Akşamüstüne doğru yolu buralara düşen arkadaşlarım geldi aklıma… ne yapıp edip onları aramalıyım… ama onlar benden daha atik davranıp, Palamut büküne gitmekten bahsettiler… Kadro sağlam hepsi vosvosçu, hepsi rakıcı… olur dedim memnuniyetle… gittim… gecenin sonunda donla olmama aldırmadan denize bile girdim. Çok keyifliydi… Megaköy’de yasakmış donla girmek denize… bizim parolamız hazırdı. “Vosvosçu uyuma!
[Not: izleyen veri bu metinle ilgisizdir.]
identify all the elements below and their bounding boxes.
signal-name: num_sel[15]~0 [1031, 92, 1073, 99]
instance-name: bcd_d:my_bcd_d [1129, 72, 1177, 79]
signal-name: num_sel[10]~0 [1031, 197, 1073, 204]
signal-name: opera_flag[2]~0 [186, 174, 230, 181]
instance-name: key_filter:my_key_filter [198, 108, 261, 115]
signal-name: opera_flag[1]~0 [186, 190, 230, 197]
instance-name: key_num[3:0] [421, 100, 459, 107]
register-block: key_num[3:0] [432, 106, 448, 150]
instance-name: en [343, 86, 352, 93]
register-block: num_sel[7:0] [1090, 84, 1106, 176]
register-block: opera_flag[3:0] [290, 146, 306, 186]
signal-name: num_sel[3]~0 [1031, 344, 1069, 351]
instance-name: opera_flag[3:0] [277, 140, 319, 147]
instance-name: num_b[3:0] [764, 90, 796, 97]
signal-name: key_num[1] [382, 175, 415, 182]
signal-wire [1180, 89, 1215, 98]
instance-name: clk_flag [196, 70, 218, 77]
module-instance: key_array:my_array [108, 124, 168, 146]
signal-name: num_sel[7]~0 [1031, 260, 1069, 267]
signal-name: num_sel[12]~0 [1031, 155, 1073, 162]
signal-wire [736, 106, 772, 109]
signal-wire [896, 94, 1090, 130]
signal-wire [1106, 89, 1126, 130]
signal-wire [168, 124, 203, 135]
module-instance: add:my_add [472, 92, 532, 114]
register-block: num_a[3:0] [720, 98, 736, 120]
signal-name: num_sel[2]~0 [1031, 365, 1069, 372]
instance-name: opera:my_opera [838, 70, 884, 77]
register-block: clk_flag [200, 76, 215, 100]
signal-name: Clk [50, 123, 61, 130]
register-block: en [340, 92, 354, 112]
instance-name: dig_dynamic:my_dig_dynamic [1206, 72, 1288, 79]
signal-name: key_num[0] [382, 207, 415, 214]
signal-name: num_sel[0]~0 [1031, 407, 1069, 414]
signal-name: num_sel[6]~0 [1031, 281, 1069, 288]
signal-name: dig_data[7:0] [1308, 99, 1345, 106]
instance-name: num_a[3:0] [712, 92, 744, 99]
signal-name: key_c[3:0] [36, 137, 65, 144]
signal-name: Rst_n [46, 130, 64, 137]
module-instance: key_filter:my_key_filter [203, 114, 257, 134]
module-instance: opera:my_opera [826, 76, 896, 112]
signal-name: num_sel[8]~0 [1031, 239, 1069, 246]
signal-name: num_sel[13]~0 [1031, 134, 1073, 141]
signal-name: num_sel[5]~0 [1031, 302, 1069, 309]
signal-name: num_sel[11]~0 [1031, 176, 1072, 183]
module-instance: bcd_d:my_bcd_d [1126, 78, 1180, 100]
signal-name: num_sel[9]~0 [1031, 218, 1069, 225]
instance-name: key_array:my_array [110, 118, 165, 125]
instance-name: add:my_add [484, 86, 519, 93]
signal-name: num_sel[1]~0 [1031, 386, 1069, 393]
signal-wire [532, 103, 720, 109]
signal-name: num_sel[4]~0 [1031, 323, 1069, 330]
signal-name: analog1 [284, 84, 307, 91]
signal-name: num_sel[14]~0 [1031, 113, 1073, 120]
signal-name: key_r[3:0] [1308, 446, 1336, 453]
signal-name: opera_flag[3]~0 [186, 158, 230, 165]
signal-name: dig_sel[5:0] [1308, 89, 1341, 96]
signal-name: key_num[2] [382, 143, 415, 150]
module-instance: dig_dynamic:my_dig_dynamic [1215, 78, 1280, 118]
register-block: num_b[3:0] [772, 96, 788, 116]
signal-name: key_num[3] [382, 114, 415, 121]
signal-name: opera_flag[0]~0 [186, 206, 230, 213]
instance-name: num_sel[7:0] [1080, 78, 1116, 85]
Donuna sahip çık!!!” gecenin o körü ister aldığın alkoldendir deyin ister demeyin su nasıl sıcak ve davetkardı anlatamam… keşke her akşam yüzebilsem…

Bir gün sonra “başka hayatlar” tanıdım. Çok memnunum… burada o kadar çok “başka hayatlar” var ki… Sağlığım yerinde, kafam rahat bir de hasret olmasa… O gece “dostum” adlı türkü çalmaya başladığında bir çocuk gibi heyecanlanıp, dostumu aradım… etrafımda eşimi ve kızımı aradım bütün gece… her şey iyi hoş da bir de hasretlik olmasa…keşke tüm sevdiklerimle burada yepyeni bir hayatın temellerini atabilsek… sizler doğru yolu bulup, megaköy’ü terkedip, buralara gelseniz keşke… Burada çok ilginç bir hayat var…

Kalın sağlıcakla,

Vosmanius
01.09.05

“Bugün dünya barış günüydü… tüm dünyaya barış dolu günler…”

1 yorum:

Adsız dedi ki...

Seni koca kafalı şey seniiiii seni çok özlemiş olan İstanbul'a artık gelsen diyoruz ?? Datça Datça diye diye bütün yaz mevsimini yediniz zatennn yeter kış geldi ..dön yuvaya !!!